Behind the PhD: Making data architectures work for real people
Posted on
Every organization wants to use AI. Every manager wants to make smarter, data-driven decisions. But most companies are stuck. Their data gets lost between teams, systems, and silos, resulting in ambitions that stall before they even start.
Stefan Driessen decided to tackle that. In his PhD at JADS, Stefan zoomed in on the messy reality behind the buzzwords. He looked at why modern data systems fail when it really matters, and how we can fix that. His focus: data products. Think reusable, trustworthy building blocks of information that actually deliver value. He developed a practical standard, ProMoTe, that helps teams design, manage, and share data in a way that makes sense. Not just in theory, but inside real companies, where things are never as clean as the textbook.

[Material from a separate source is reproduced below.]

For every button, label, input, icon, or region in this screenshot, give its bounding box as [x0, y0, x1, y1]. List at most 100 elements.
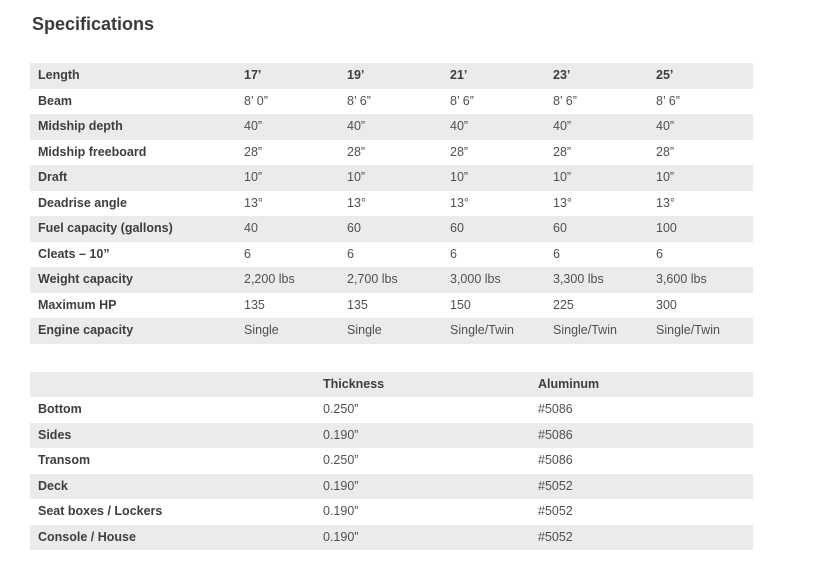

Ahead of his PhD defense on June 23, we spoke to Stefan about falling into this topic by accident, building new ideas from scratch, and why companies like ASML, KPN and ABN AMRO are already using his work.
Why did you choose this research subject and what makes it so fascinating?
“I fell into this topic more or less accidentally. I started my PhD doing research on blockchain technology and looked into data markets as a potential application for that. Instead, I quickly realised that traditional, centralised and monolithic data architectures were one of the major blockers stopping large organisations from benefiting from Data Science, Machine Learning, AI, etc. Every company wants to use AI or make data-driven decisions, but they can’t because they don’t get their data from A to B in a consistent, compliant and high-quality manner. This is what data products solve.”
Which challenges did you meet along the way and how did you overcome them?
“One of my major challenges was that when I started working on data products, there was barely any literature and no academic community to speak of. This meant I had to work closely with companies, and these companies had to be really large in order to feel the pains that I tried to address. This meant I got to work with one of the largest auto manufacturers in the world, but also with KPN, ZEISS, DPG Media and ASML.”
What is the impact of your work in the real world?
“The standards that I developed are being implemented in several real-world companies.”
What are your plans after your PhD?
“I am currently working at the Data Strategy & Design team of ABN AMRO, helping realise their vision on data products and drafting a high-level strategy on AI.”